None of these measures are new – they are interventions that are a standard part of the traffic management toolkit, but a step-change in their roll-out is needed to ensure a green restart. They include:

  • Installing ‘pop-up’ cycle facilities with a minimum level of physical separation from volume traffic; for example, mandatory cycle lanes, using light segregation features such as flexible plastic wands; or quickly converting traffic lanes into temporary cycle lanes (suspending parking bays where necessary); widening existing cycle lanes to enable cyclists to maintain distancing. Facilities should be segregated as far as possible, i.e. with physical measures separating cyclists and other traffic. Lanes indicated by road markings only are very unlikely to be sufficient to deliver the level of change needed, especially in the longer term.
  • Using cones and barriers: to widen footways along lengths of road, particularly outside shops and transport hubs; to provide more space at bus stops to allow people to queue and socially distance; to widen pedestrian refuges and crossings (both formal and informal) to enable people to cross roads safely and at a distance.

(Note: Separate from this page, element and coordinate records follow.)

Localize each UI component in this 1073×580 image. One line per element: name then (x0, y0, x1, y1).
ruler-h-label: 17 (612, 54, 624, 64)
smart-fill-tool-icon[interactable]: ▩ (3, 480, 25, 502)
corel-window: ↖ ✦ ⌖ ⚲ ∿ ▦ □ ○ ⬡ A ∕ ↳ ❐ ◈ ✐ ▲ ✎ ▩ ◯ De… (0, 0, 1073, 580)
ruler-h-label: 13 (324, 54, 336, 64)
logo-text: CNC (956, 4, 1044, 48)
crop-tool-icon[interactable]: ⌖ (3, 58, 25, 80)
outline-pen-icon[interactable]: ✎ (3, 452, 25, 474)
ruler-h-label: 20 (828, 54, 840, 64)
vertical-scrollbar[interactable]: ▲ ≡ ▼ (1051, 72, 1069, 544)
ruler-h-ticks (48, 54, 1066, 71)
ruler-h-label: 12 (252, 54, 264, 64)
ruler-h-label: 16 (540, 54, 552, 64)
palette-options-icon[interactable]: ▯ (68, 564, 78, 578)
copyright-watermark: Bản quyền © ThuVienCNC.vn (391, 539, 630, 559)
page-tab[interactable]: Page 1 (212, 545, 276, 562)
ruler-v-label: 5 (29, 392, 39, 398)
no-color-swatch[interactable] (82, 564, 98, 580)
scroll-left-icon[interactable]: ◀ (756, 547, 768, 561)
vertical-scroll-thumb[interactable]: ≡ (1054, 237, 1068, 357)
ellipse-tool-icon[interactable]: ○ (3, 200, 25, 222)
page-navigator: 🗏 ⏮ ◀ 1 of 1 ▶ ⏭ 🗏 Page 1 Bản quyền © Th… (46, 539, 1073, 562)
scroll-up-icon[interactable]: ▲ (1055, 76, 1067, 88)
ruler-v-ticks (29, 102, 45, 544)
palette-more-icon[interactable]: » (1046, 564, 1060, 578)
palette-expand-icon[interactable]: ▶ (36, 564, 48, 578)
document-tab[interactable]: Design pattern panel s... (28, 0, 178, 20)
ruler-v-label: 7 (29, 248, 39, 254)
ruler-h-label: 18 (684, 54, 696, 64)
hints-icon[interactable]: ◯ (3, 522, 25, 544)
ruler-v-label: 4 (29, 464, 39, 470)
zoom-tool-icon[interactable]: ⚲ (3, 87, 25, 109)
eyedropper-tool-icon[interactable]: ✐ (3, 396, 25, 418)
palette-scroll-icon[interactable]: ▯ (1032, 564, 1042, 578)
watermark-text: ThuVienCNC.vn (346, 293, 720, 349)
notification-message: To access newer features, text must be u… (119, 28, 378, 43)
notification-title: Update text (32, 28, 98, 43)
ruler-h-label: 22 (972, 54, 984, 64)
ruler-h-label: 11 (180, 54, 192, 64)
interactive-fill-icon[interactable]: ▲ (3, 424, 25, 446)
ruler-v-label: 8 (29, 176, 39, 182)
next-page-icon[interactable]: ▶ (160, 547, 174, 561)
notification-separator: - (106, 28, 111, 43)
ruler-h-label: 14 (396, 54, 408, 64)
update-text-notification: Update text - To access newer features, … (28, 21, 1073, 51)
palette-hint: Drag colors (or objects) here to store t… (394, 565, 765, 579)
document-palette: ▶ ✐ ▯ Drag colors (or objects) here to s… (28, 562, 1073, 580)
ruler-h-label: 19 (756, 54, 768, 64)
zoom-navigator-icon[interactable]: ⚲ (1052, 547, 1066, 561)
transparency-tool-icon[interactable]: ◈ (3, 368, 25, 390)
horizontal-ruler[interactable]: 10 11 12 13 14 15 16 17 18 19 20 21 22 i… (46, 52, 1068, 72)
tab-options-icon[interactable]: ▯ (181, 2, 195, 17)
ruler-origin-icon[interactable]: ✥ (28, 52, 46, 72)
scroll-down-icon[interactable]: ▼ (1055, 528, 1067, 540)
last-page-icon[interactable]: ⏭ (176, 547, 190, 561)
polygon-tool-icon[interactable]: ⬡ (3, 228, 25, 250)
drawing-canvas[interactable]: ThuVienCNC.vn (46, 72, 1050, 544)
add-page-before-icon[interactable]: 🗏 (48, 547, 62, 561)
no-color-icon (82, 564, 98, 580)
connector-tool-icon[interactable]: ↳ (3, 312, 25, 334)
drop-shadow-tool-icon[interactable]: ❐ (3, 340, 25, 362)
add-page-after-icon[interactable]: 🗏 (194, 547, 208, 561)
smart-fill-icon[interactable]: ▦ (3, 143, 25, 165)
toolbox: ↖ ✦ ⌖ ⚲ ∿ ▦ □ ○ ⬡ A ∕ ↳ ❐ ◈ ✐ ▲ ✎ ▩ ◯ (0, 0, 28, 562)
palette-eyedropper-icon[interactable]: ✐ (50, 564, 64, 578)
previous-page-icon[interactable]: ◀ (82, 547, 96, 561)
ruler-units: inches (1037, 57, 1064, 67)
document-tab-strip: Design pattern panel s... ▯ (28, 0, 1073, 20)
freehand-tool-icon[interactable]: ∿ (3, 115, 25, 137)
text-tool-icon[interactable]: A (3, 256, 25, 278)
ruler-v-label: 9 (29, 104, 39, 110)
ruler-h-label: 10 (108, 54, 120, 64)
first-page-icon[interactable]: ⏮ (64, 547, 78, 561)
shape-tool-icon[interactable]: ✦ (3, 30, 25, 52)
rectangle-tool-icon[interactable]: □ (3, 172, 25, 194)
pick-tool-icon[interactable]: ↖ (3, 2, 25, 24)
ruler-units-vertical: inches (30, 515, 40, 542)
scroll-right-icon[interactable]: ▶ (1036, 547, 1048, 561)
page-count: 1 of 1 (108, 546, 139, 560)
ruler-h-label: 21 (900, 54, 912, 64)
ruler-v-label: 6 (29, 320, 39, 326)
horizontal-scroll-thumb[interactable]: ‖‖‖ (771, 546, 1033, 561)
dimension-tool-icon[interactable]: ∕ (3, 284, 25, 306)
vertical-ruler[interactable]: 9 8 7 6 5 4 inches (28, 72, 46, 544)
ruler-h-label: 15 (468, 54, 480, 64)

  • Encouraging walking and cycling to school, for example through the introduction of more ‘school streets’. Pioneered in London, these are areas around schools where motor traffic is restricted at pick-up and drop-off times, during term-time. They can be effective in encouraging more walking and cycling, particularly where good facilities exist on routes to the school and where the parents, children and school are involved as part of the scheme development.
  • Reducing speed limits: 20mph speed limits are being more widely adopted as an appropriate speed limit for residential roads, and many through streets in built-up areas. 20mph limits alone will not be sufficient to meet the needs of active travel, but in association with other measures, reducing the speed limit can provide a more attractive and safer environment for walking and cycling.
  • Introducing pedestrian and cycle zones: restricting access for motor vehicles at certain times (or at all times) to specific streets, or networks of streets, particularly town centres and high streets. This will enable active travel but also social distancing in places where people are likely to gather.
  • Modal filters (also known as filtered permeability); closing roads to motor traffic, for example by using planters or large barriers. Often used in residential areas, this can create neighbourhoods that are low-traffic or traffic free, creating a more pleasant environment that encourages people to walk and cycle, and improving safety.
  • Providing additional cycle parking facilities at key locations, such as outside stations and in high streets, to accommodate an increase in cycling, for example by repurposing parking bays to accommodate cycle racks.
  • Changes to junction design to accommodate more cyclists – for example, extending Advanced Stop Lines at traffic lights to the maximum permitted depth of 7.5 metres where possible.
  • ‘Whole-route’ approaches to create corridors for buses, cycles and access only on key routes into town and city centres.
  • Identifying and bringing forward permanent schemes already planned, for example under Local Cycling and Walking Infrastructure Plans, and that can be constructed relatively quickly.